Re: David's less simple example from Robin Berjon on 2012-06-12 (public-xml-er@w3.org from June 2012)

From: Robin Berjon <robin@berjon.com>
Date: Tue, 12 Jun 2012 21:32:50 +0200
To: Norman Walsh <ndw@nwalsh.com>
Cc: W3C XML-ER Community Group <public-xml-er@w3.org>
Message-Id: <58BCA642-D304-4814-AF64-092E0376B44C@berjon.com>

On Jun 12, 2012, at 21:17 , Norman Walsh wrote:
> David Carlisle <davidc@nag.co.uk> writes:
>> On 29/02/2012 00:11, Noah Mendelsohn wrote:
>>> I think the most important question is: how bad would be consequences
>>> be if we guessed wrong.
>> 
>> I still think that viewing things in that way leads to pain. If you look
>> at the output of html5/xml5/Anne's-draft/ on my example (or any example
>> really) there's no sense in which markup has been fixed. It is just
>> parsed with a grammar that isn't xml and produces a tree in a
>> deterministic fashion. The input was correct for that result tree.
>> (Some inputs may be called parse error to make humans feel better but
>> from a parsing point of view, that's a side issue).
> 
> I'm inclined to agree with David on this point. 

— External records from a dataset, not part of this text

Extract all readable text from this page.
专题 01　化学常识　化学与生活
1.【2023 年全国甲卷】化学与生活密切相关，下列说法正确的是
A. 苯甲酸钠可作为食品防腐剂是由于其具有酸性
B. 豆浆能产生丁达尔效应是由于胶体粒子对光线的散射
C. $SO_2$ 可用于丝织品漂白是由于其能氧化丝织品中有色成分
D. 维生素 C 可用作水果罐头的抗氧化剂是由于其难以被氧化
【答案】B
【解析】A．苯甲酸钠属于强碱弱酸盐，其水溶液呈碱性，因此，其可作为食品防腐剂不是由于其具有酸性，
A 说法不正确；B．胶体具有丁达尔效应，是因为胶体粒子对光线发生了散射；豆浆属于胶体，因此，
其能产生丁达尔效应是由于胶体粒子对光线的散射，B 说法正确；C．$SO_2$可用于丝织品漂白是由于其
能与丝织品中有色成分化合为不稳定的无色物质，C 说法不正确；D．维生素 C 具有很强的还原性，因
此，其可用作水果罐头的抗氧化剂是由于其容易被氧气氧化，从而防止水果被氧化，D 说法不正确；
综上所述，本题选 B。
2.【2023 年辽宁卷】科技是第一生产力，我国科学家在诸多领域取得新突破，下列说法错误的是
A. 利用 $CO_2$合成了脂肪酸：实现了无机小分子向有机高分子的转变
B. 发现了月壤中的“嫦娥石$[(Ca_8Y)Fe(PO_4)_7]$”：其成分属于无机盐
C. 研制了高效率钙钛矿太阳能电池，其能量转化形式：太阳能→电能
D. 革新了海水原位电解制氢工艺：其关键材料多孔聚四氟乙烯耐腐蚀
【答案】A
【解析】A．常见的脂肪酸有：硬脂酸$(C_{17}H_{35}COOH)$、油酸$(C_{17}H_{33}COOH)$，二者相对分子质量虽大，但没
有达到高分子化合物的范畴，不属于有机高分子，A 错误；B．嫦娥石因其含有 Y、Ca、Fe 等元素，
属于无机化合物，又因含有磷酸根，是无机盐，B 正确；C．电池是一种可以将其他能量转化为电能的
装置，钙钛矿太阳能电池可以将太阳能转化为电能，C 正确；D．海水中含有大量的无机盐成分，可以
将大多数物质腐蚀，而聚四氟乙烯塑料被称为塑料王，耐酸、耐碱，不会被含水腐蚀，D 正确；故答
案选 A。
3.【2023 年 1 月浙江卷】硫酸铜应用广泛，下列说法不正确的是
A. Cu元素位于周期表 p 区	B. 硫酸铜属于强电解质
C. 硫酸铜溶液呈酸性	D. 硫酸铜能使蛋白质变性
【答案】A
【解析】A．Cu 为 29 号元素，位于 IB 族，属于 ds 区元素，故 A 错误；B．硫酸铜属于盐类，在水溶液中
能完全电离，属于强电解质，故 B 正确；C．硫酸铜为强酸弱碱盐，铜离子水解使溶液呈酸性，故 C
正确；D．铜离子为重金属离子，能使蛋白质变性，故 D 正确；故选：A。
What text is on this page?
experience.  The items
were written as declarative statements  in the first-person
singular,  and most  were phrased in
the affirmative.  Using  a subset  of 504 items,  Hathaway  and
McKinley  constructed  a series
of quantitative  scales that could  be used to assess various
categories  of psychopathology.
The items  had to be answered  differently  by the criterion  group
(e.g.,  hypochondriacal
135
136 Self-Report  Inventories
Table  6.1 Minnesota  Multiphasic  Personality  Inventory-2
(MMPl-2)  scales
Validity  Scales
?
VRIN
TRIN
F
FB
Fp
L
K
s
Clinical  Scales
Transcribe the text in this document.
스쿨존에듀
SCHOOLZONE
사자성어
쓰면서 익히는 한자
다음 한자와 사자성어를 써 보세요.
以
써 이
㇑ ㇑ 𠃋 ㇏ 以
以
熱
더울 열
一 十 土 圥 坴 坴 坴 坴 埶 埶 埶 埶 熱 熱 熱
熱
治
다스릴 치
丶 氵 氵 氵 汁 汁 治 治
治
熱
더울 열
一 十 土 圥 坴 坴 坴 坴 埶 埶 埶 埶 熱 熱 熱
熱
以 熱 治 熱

I do, too. One thing I've been wondering about is whether there's a name describing a parsing algorithm that produces useful output for every single input (as opposed to one that blows up for a subset of possible inputs). I think that it might be useful in clarifying this discussion (plus, I'm sure it's a cool word). Alas, my computer science proficiency is pretty much limited to nodding sagely whenever someone says something like "that halting problem has O(n) complexity in the Turing machine" so I don't know where to look.

> I think our goal should be deterministic parsing rules for building a
> tree from a sequence of characters. For well-formed XML (at least
> without an external subset), we should build the "right" tree. For
> documents that look mostly like XML but have the occasional missing
> quote or end tag, we should get the "right" tree for as many of those
> as we can without making the spec impractical or having arguments
> about the finer points of which result is correct. For everything
> else, we should get a specific answer.

+1 to all of that.

-- 
Robin Berjon - http://berjon.com/ - @robinberjon

Received on Tuesday, 12 June 2012 19:33:18 UTC